Home Blog HR HR burnout
13
May
2011
HR burnout

In the world of work, burnout is an issue.  I know, I've been there myself.

The problem is that most of the time you don't realise what's happening.  Your judgement goes, you doubt yourself, paralysis sets in and whereas normally you'd put things behind you, you find yourself dwelling on things. When you're burning out you're in survival mode and there are two responses - fight or flight.

Self awareness is the key, recognising the triggers and spotting the behaviour which results.  Easier said than done - when you're in the eye of the storm, do you realise there is a storm around you?

One of my current interests is HR burnout.  Why?  Because it is increasingly the reasons that clients are seeking coaching.  A good thing you might say.  And I'd say yes, and also no.

Yes it's always a good thing to have more clients.  And I am particularly happy to be coaching HR practitioners because it's a relative rarity and it's very rewarding to provide them with support to get back on track.  But no if the reason is that they are exhausted and at the end of their tether.  The ones who come to me are the lucky ones - they have spotted the signs and are getting some support.  But what about the ones that aren't? 
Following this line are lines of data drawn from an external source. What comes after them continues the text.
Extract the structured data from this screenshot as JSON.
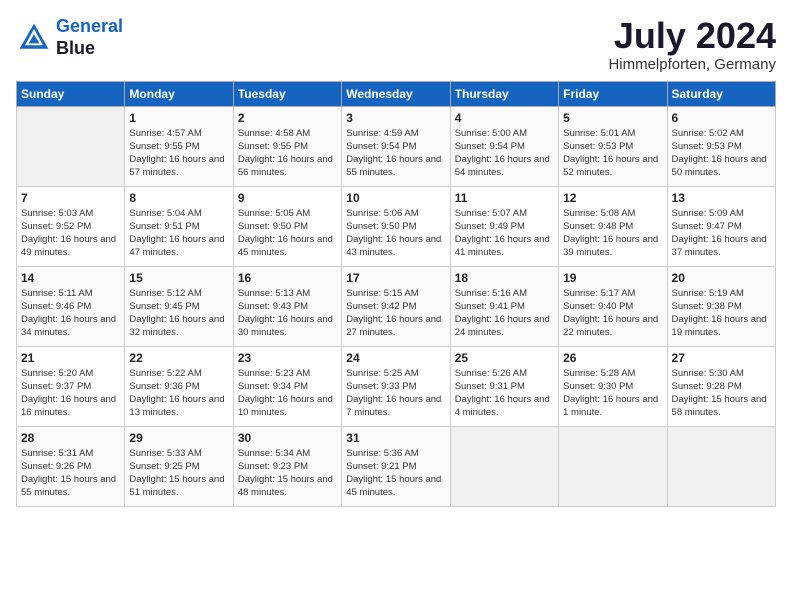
{
  "header": {
    "logo_line1": "General",
    "logo_line2": "Blue",
    "month": "July 2024",
    "location": "Himmelpforten, Germany"
  },
  "weekdays": [
    "Sunday",
    "Monday",
    "Tuesday",
    "Wednesday",
    "Thursday",
    "Friday",
    "Saturday"
  ],
  "weeks": [
    [
      {
        "day": "",
        "empty": true
      },
      {
        "day": "1",
        "sunrise": "4:57 AM",
        "sunset": "9:55 PM",
        "daylight": "16 hours and 57 minutes."
      },
      {
        "day": "2",
        "sunrise": "4:58 AM",
        "sunset": "9:55 PM",
        "daylight": "16 hours and 56 minutes."
      },
      {
        "day": "3",
        "sunrise": "4:59 AM",
        "sunset": "9:54 PM",
        "daylight": "16 hours and 55 minutes."
      },
      {
        "day": "4",
        "sunrise": "5:00 AM",
        "sunset": "9:54 PM",
        "daylight": "16 hours and 54 minutes."
      },
      {
        "day": "5",
        "sunrise": "5:01 AM",
        "sunset": "9:53 PM",
        "daylight": "16 hours and 52 minutes."
      },
      {
        "day": "6",
        "sunrise": "5:02 AM",
        "sunset": "9:53 PM",
        "daylight": "16 hours and 50 minutes."
      }
    ],
    [
      {
        "day": "7",
        "sunrise": "5:03 AM",
        "sunset": "9:52 PM",
        "daylight": "16 hours and 49 minutes."
      },
      {
        "day": "8",
        "sunrise": "5:04 AM",
        "sunset": "9:51 PM",
        "daylight": "16 hours and 47 minutes."
      },
      {
        "day": "9",
        "sunrise": "5:05 AM",
        "sunset": "9:50 PM",
        "daylight": "16 hours and 45 minutes."
      },
      {
        "day": "10",
        "sunrise": "5:06 AM",
        "sunset": "9:50 PM",
        "daylight": "16 hours and 43 minutes."
      },
      {
        "day": "11",
        "sunrise": "5:07 AM",
        "sunset": "9:49 PM",
        "daylight": "16 hours and 41 minutes."
      },
      {
        "day": "12",
        "sunrise": "5:08 AM",
        "sunset": "9:48 PM",
        "daylight": "16 hours and 39 minutes."
      },
      {
        "day": "13",
        "sunrise": "5:09 AM",
        "sunset": "9:47 PM",
        "daylight": "16 hours and 37 minutes."
      }
    ],
    [
      {
        "day": "14",
        "sunrise": "5:11 AM",
        "sunset": "9:46 PM",
        "daylight": "16 hours and 34 minutes."
      },
      {
        "day": "15",
        "sunrise": "5:12 AM",
        "sunset": "9:45 PM",
        "daylight": "16 hours and 32 minutes."
      },
      {
        "day": "16",
        "sunrise": "5:13 AM",
        "sunset": "9:43 PM",
        "daylight": "16 hours and 30 minutes."
      },
      {
        "day": "17",
        "sunrise": "5:15 AM",
        "sunset": "9:42 PM",
        "daylight": "16 hours and 27 minutes."
      },
      {
        "day": "18",
        "sunrise": "5:16 AM",
        "sunset": "9:41 PM",
        "daylight": "16 hours and 24 minutes."
      },
      {
        "day": "19",
        "sunrise": "5:17 AM",
        "sunset": "9:40 PM",
        "daylight": "16 hours and 22 minutes."
      },
      {
        "day": "20",
        "sunrise": "5:19 AM",
        "sunset": "9:38 PM",
        "daylight": "16 hours and 19 minutes."
      }
    ],
    [
      {
        "day": "21",
        "sunrise": "5:20 AM",
        "sunset": "9:37 PM",
        "daylight": "16 hours and 16 minutes."
      },
      {
        "day": "22",
        "sunrise": "5:22 AM",
        "sunset": "9:36 PM",
        "daylight": "16 hours and 13 minutes."
      },
      {
        "day": "23",
        "sunrise": "5:23 AM",
        "sunset": "9:34 PM",
        "daylight": "16 hours and 10 minutes."
      },
      {
        "day": "24",
        "sunrise": "5:25 AM",
        "sunset": "9:33 PM",
        "daylight": "16 hours and 7 minutes."
      },
      {
        "day": "25",
        "sunrise": "5:26 AM",
        "sunset": "9:31 PM",
        "daylight": "16 hours and 4 minutes."
      },
      {
        "day": "26",
        "sunrise": "5:28 AM",
        "sunset": "9:30 PM",
        "daylight": "16 hours and 1 minute."
      },
      {
        "day": "27",
        "sunrise": "5:30 AM",
        "sunset": "9:28 PM",
        "daylight": "15 hours and 58 minutes."
      }
    ],
    [
      {
        "day": "28",
        "sunrise": "5:31 AM",
        "sunset": "9:26 PM",
        "daylight": "15 hours and 55 minutes."
      },
      {
        "day": "29",
        "sunrise": "5:33 AM",
        "sunset": "9:25 PM",
        "daylight": "15 hours and 51 minutes."
      },
      {
        "day": "30",
        "sunrise": "5:34 AM",
        "sunset": "9:23 PM",
        "daylight": "15 hours and 48 minutes."
      },
      {
        "day": "31",
        "sunrise": "5:36 AM",
        "sunset": "9:21 PM",
        "daylight": "15 hours and 45 minutes."
      },
      {
        "day": "",
        "empty": true
      },
      {
        "day": "",
        "empty": true
      },
      {
        "day": "",
        "empty": true
      }
    ]
  ]
}
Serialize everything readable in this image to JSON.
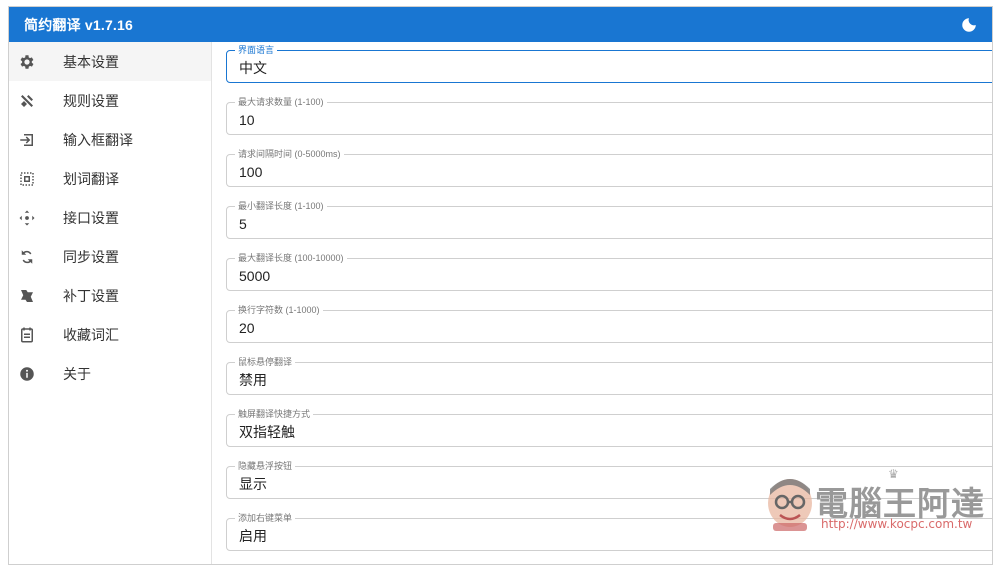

They are continuing to do their jobs, or are off sick.  How is that helping the people and organisations they are employed to support?  HR practitioners offer advice and support to managers on how to prevent and resolve burnout.  How can they do that effectively if they are not in a good place themselves?

And interestingly, my clients are funding the coaching themselves.  They don't want to be seen as weak for needing the support, or are worried about what their organisations (that's their HR bosses) would think if they knew they were having coaching.  The advice to managers about using coaching to encourage employees to develop their strengths and be at the top of their game seems to be forgotten.  Another case of HR not practising what it preaches. 

Where is the leadership and good example from HR?  Dave Ulrich gives some good advice to HR practitioners about looking after themselves here and here.

I am on a mission to encourage HR leaders to invest in and support themselves and their teams to avoid HR burnout.  But what will influence them to invest time, effort and even some cash in ensuring that their teams are in the right place to deliver the services their organisations want and need?